If you are an audiophile who uses a PC as a source in your audio system, you’re probably aware of the fact that Windows Vista introduced a brand-new audio engine to replace the much hated KMixer of Windows XP. In my opinion, there are a few reasons why audiophiles should be happy with this change:
- The new audio stack automatically upconverts all streams to a 32-bit floating-point sample depth (the same that is used in professional studios) and mixes them with the same precision. Because of the amount of headroom that comes with using 32-bit floats, there is no more clipping when playing two samples at the same time. There is also no loss of resolution when you lower the volume of a stream (see below).
- The Vista/Win7 audio engine automatically feeds your sound card with the highest-quality output stream that it can handle, which is usually 24 bits per sample. Perhaps you’re wondering why you should care, given that most music uses only 16 bits per sample. Suppose you’re playing a 16-bit song with a digital volume control set to 10%. This corresponds to dividing each sample by 10. Now let’s assume the song contains the following two adjacent samples: 41 and 48. In an ideal world, after the volume control we would get 4.1 and 4.8. However, if the output stream has a 16-bit depth just like the input stream, then both output samples will have to be truncated to 4. There is now no difference between the two samples, which means we have lost some resolution.

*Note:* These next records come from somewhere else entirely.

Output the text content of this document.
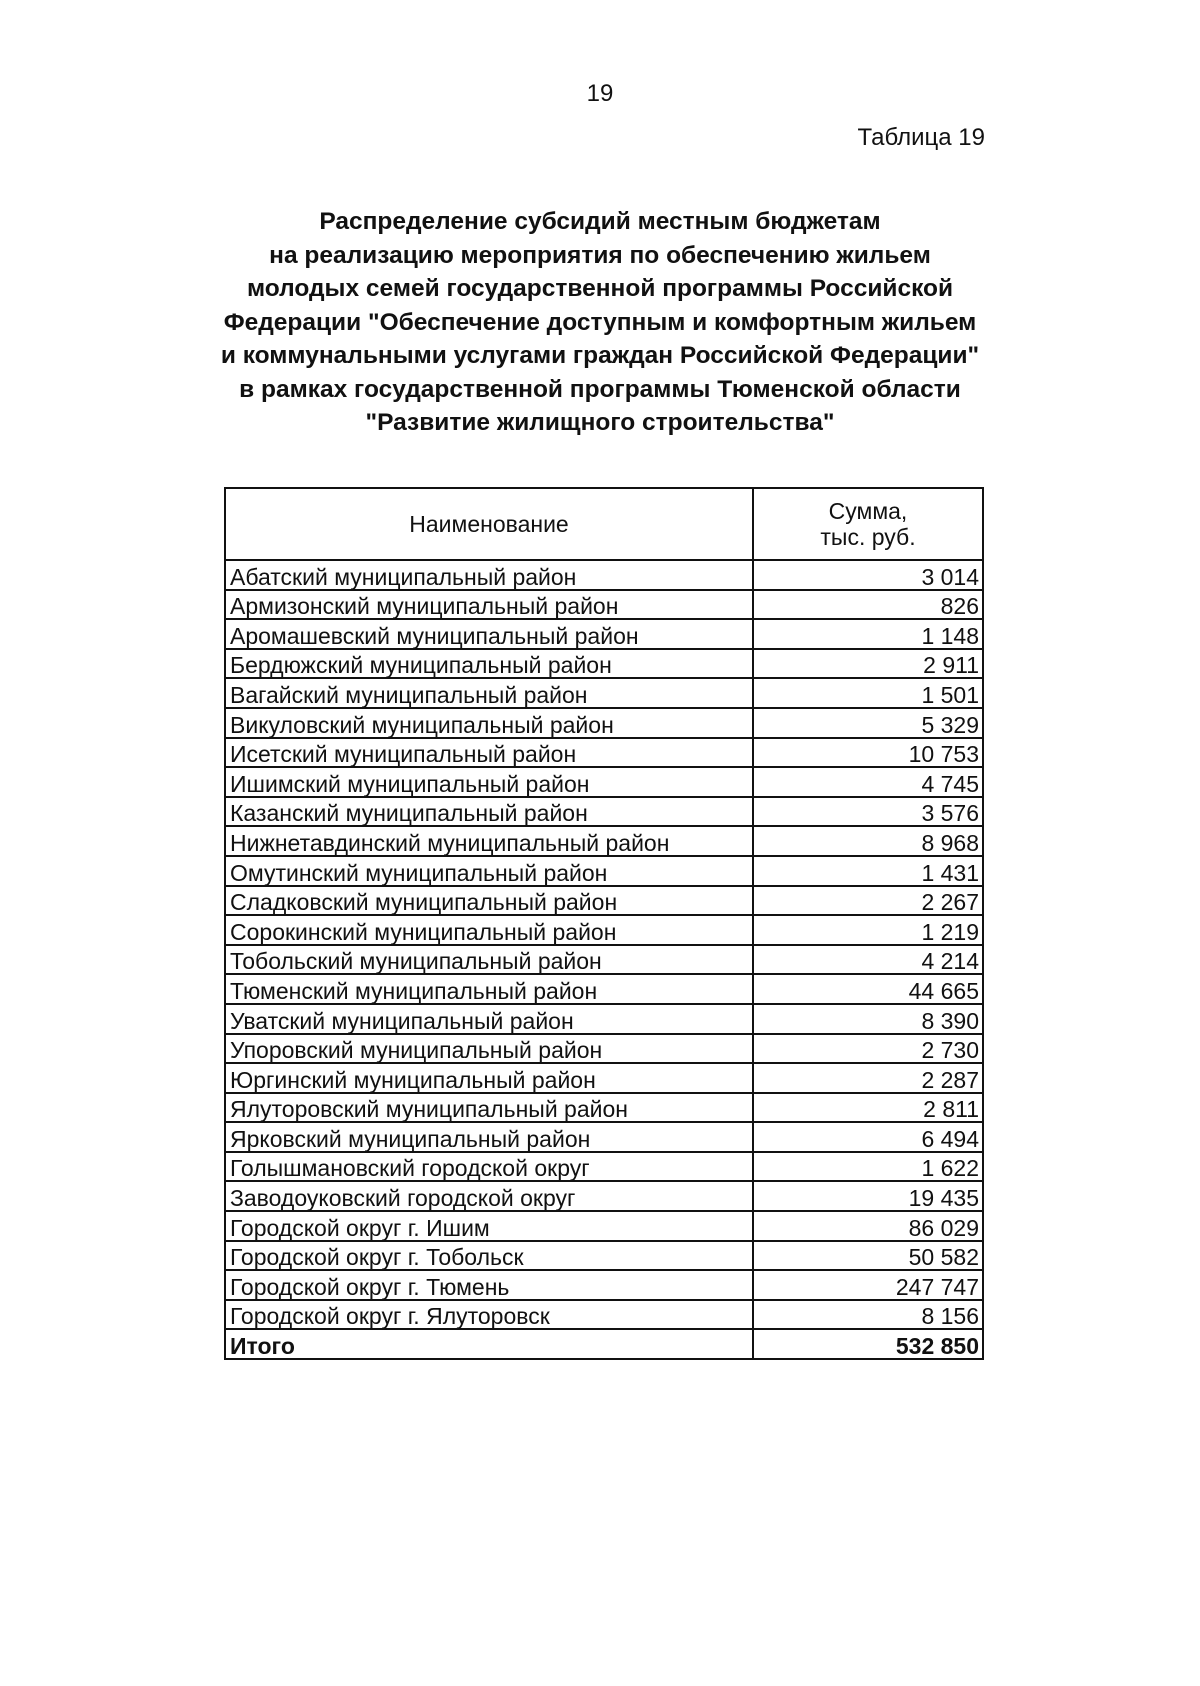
19
Таблица 19
Распределение субсидий местным бюджетам
на реализацию мероприятия по обеспечению жильем
молодых семей государственной программы Российской
Федерации "Обеспечение доступным и комфортным жильем
и коммунальными услугами граждан Российской Федерации"
в рамках государственной программы Тюменской области
"Развитие жилищного строительства"
Наименование	Сумма,
тыс. руб.

Абатский муниципальный район	3 014
Армизонский муниципальный район	826
Аромашевский муниципальный район	1 148
Бердюжский муниципальный район	2 911
Вагайский муниципальный район	1 501
Викуловский муниципальный район	5 329
Исетский муниципальный район	10 753
Ишимский муниципальный район	4 745
Казанский муниципальный район	3 576
Нижнетавдинский муниципальный район	8 968
Омутинский муниципальный район	1 431
Сладковский муниципальный район	2 267
Сорокинский муниципальный район	1 219
Тобольский муниципальный район	4 214
Тюменский муниципальный район	44 665
Уватский муниципальный район	8 390
Упоровский муниципальный район	2 730
Юргинский муниципальный район	2 287
Ялуторовский муниципальный район	2 811
Ярковский муниципальный район	6 494
Голышмановский городской округ	1 622
Заводоуковский городской округ	19 435
Городской округ г. Ишим	86 029
Городской округ г. Тобольск	50 582
Городской округ г. Тюмень	247 747
Городской округ г. Ялуторовск	8 156
Итого	532 850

But if we can have an output stream with 24 bits per sample, for each 16-bit level we get 28 = 256 additional (“fractional”) levels, so we can still preserve the difference between the two attenuated samples. In fact, we can have ≈4.1016 and ≈4.8008, which is within 0.04% of the “ideal” samples of 4.1 and 4.8.
- Don’t you hate it when you change the volume in your movie player or instant messaging software and instead of changing its own volume, it changes your system volume? Or have you ever used an application with its own poorly implemented volume control (iTunes, I’m pointing at you!)? Well, these abominations should now be behind us. In Vista and Win7, each application gets its own audio stream (or streams) and a separate high-quality volume control, so there should no longer be any reason for application vendors to mess with the system volume or roll their own and botch the job.
So Windows Vista and Windows 7 upconvert all your samples to 32-bit floats and mix them with 32-bit precision into an output stream that, by default, has the highest bit depth that your hardware can handle. The output bit depth is customizable; you can change it in the properties of your audio device. If you change it e.g. to 16 bits, the audio engine will still use 32-bit floats for internal processing — it will just downconvert the resulting stream to 16 bits before sending it to your device.
Now, what about the sample rate? You can set the output sample rate in the audio device properties window, but is there also some internal sample rate that the Windows audio engine uses regardless of your setting? For example, does it upsample your 44.1 kHz songs to 96 or 128 kHz? Unlike the upconverting from 16-bit integers to 32-bit floats (which should be completely lossless), this could potentially introduce some distortion as going from 44.1 kHz to 96 or 128 kHz requires at least some interpolation.
I couldn’t find the answer to this question anywhere, so I wrote to Larry Osterman, who developed the Vista and Win7 audio stacks at Microsoft. His answer was that the sample rate that the engine uses is the one that the user specifies in the Properties window. The default sample rate is chosen by the audio driver (44.1 kHz on most devices). So if your music has a sample rate of 44.1 kHz, you can choose that setting and no sample rate conversion will take place. (Of course, any 48 kHz and higher samples will then be downsampled to 44.1 kHz.)
There is some interesting technical information on the Windows Vista audio stack in this Channel9 video.